When our Dev/Test (non-prod) AKS clusters are not in use
we like to shut them down but it was verified that
“az vmss deallocate” is causing missing Monitoring compliance alert.
“az aks stop” is causing PLE AKS removing in Regional Bastion and the cluster state of a stopped AKS cluster is preserved for up to 12 months, if a cluster is stopped for more than 12 months, the cluster state cannot be recovered (see https://docs.microsoft.com/en-us/azure/aks/start-stop-cluster)
So the best way to reduce costs associated with an AKS cluster (when it isn't being used) looks like the node count manual scale.
For each our NPRD AKS Cluster has been defined just a system node pool (e.g. agentpool), it means that "Every AKS cluster must contain at least one system node pool with at least one node." (according to that in https://docs.microsoft.com/en-us/azure/aks/use-system-pools).
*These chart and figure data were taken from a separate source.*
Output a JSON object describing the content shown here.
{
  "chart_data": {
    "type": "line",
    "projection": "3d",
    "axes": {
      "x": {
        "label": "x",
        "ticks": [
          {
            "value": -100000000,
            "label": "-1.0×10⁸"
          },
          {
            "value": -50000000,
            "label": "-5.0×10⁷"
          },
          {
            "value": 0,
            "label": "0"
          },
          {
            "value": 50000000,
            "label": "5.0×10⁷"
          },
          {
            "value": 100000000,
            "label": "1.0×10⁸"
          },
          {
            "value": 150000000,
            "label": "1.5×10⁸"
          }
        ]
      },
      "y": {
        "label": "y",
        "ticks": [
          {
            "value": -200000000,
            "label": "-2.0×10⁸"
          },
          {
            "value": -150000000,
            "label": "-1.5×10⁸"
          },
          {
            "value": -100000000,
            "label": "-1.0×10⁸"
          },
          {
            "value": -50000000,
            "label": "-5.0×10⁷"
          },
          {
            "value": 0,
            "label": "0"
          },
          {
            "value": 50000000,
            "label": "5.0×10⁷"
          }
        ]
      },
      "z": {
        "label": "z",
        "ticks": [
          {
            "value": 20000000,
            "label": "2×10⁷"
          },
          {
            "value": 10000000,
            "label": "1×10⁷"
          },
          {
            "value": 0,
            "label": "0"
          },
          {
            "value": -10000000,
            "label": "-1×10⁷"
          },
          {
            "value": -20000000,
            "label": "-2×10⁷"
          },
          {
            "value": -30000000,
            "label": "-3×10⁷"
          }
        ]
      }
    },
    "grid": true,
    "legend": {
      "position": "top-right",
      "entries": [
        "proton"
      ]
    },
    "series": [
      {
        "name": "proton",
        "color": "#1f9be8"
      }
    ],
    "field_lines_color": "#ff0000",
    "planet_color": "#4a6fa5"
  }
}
So we can't scale the system node pool to 0, this looks like allowed just if a user node pool is defined along with a system node pool as the user node pool can be scaled to 0, but the system node pool can't, to verify possible side-effects.
Please, could you confirm that reported above in terms of expected behavior ?
Are there any further chances to hang our AKS clusters in a sort of Stand-by state to save costs when not in use without risks ?
Any hints will be appreciated.
Thanks !